Een sleutelwoord voor Pliet Van Lishout
VOOR ik over Pliet Van Lishout begin zou ik een paar namen willen noemen uit een lange reeks: Jan Walravens, Hubert Lampo, Raymond Herreman, Hubert Van Herreweghen, Remi Van de Moortel...
Deze mensen hebben over zijn werk geschreven. Het heeft niet veel zin dit nog eens over te doen met de dwaze pretentie nieuwe en betere maatstaven aan te leggen. Dit is een artikel, geen monografie.
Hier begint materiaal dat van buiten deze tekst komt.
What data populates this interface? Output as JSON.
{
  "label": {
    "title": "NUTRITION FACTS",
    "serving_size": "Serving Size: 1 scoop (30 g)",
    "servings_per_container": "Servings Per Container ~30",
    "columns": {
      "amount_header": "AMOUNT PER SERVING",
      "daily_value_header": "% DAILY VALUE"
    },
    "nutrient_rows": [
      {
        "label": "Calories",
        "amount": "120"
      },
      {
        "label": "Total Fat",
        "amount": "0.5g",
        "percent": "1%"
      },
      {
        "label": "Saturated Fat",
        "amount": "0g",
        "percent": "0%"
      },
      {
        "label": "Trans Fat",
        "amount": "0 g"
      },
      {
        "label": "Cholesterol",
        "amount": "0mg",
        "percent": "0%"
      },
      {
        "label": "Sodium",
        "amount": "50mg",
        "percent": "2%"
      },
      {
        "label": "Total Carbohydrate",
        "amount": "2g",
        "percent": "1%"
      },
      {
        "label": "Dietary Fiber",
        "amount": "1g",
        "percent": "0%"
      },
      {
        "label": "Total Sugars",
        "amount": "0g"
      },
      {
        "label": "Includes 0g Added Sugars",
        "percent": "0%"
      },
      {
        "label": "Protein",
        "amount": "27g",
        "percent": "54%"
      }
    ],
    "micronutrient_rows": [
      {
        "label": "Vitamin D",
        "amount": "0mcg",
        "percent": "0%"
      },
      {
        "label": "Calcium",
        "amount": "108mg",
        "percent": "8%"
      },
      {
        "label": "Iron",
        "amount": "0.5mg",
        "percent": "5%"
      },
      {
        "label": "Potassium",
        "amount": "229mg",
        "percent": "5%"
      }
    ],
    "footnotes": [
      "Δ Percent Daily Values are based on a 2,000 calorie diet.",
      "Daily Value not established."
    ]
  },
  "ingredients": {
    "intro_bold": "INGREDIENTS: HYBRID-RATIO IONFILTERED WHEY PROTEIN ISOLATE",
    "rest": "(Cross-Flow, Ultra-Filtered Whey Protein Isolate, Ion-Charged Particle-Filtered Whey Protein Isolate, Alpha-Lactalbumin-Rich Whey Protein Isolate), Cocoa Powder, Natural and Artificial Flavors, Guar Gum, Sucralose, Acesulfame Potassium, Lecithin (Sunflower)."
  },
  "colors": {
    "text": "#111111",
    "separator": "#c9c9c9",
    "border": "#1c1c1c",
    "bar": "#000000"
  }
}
Een artikeltje met één enkele bedoeling: antwoorden op een konstatatie die ik telkens weer ontmoet, in praktisch elke ernstige bespreking die over Van Lishout handelt: een veelzijdig talent, een begaafd schrijver die de volle maat van zijn kunnen nog niet gegeven heeft.
Is dit waar? Ja, ook voor het beste dat hij schreef. Mogen wij dan zijn gaafste werk nog verwachten? Pliet Van Lishout kent mij al jaren. Hij zou het mij nooit vergeven als ik hierop niet rechtzinnig antwoord. En ik heb maar één antwoord: ik weet het niet.
Laat ik hem even wat dichter bij u brengen, u zijn dagen uitleggen, dan begrijpt u wellicht wat ik bedoel. Vraag hem over de helden van de stomme film, over een onbekende tijdgenoot van Haydn, over de doodstraf in de Verenigde Staten, over de apartheid in Zuid-Afrika, over de Italiaanse surrealisten... en Pliet Van Lishout is vertrokken. Niet voor vijf minuten, maar voor een half uur. Zijn beweeglijke handen en zijn expressieve kop onderlijnen nog eens stevig wat hij vertelt. En hij weet er wat van, méér dan de meesten.
Hij heeft altijd honger, weethonger. Hij wil de mens begrijpen, vroeger en nu, hier en elders, in al zijn uitingen. Hij zou een Uomo universale willen zijn in deze twintigste eeuw. Niet om superieur te doen, maar uit pure innerlijke aandrang.